Lenders use many factors to evaluate a customer’s loan application, and credit scores are one important element. The better your credit is, the more likely you will be approved for a loan at the best possible interest rate the lender has to offer. Some lenders offer solutions that are beneficial to those with lower credit scores too, so don’t dismay.
No matter your score, before you apply for a mortgage, it is important that you do whatever you can to improve and stabilize your credit score. Here are a few helpful tips on how to accomplish that.
Set up AutoPay. “Payment history” makes up the largest percentage of your credit score, therefore, paying your bills on time is at the top of the list when discussing ways to improve your credit. The easiest way to ensure all of your payments are made on time is to set up auto pay for all of your bills through your bank’s bill pay service, or directly through the website for the service you’re using. If you’re a Carrington customer, it is easy to set up AutoPay by logging into your dashboard.

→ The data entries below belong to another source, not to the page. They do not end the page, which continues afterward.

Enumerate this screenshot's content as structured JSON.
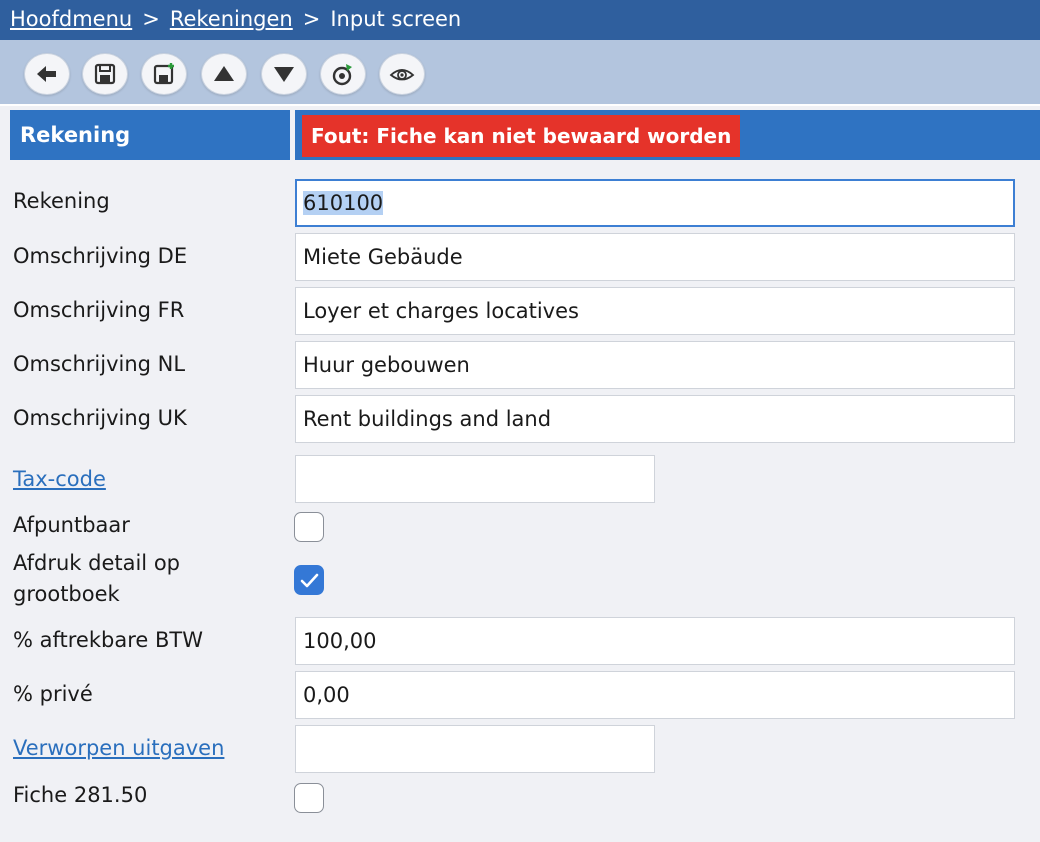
{
  "breadcrumb": {
    "home": "Hoofdmenu",
    "separator": ">",
    "accounts": "Rekeningen",
    "current": "Input screen"
  },
  "toolbar": {
    "icons": [
      "back-arrow-icon",
      "save-icon",
      "save-new-icon",
      "arrow-up-icon",
      "arrow-down-icon",
      "refresh-icon",
      "eye-icon"
    ]
  },
  "header": {
    "section_title": "Rekening",
    "error": "Fout: Fiche kan niet bewaard worden"
  },
  "form": {
    "rekening": {
      "label": "Rekening",
      "value": "610100"
    },
    "omschrijving_de": {
      "label": "Omschrijving DE",
      "value": "Miete Gebäude"
    },
    "omschrijving_fr": {
      "label": "Omschrijving FR",
      "value": "Loyer et charges locatives"
    },
    "omschrijving_nl": {
      "label": "Omschrijving NL",
      "value": "Huur gebouwen"
    },
    "omschrijving_uk": {
      "label": "Omschrijving UK",
      "value": "Rent buildings and land"
    },
    "tax_code": {
      "label": "Tax-code",
      "value": ""
    },
    "afpuntbaar": {
      "label": "Afpuntbaar",
      "checked": false
    },
    "afdruk_detail": {
      "label_line1": "Afdruk detail op",
      "label_line2": "grootboek",
      "checked": true
    },
    "aftrekbare_btw": {
      "label": "% aftrekbare BTW",
      "value": "100,00"
    },
    "prive": {
      "label": "% privé",
      "value": "0,00"
    },
    "verworpen_uitgaven": {
      "label": "Verworpen uitgaven",
      "value": ""
    },
    "fiche_28150": {
      "label": "Fiche 281.50",
      "checked": false
    }
  },
  "colors": {
    "topbar": "#2f5f9e",
    "toolbar": "#b3c5de",
    "header": "#2f73c2",
    "error": "#e5332a",
    "link": "#2a6fbd",
    "checkbox_checked": "#3478d6"
  }
}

Pay down balances. The next area to address is the “amount owed” section. Try to reduce any high-interest debt first to save money in the long run. Keeping your credit card balances low compared to the amount of available credit shows lenders that you use credit responsibly and, over time, results in a higher score.
Keep old accounts open. “Length of credit history” is next in line as you work your way to a higher credit score. Your credit history does not magically disappear so there is no point in closing accounts in an attempt to get derogatory marks off of your report. Keeping accounts open with low balances demonstrates reliable use of credit over time.
Limit opening new cards. It is a best practice to only open new lines of credit when you need to. Keeping this in mind will aid in improving the “types of credit” and “frequency of new credit” components of your score.
Improving your credit score takes time, but have patience and stick with it! Remember, the most important factors in improving your credit score are making payments on time and keeping your balances low.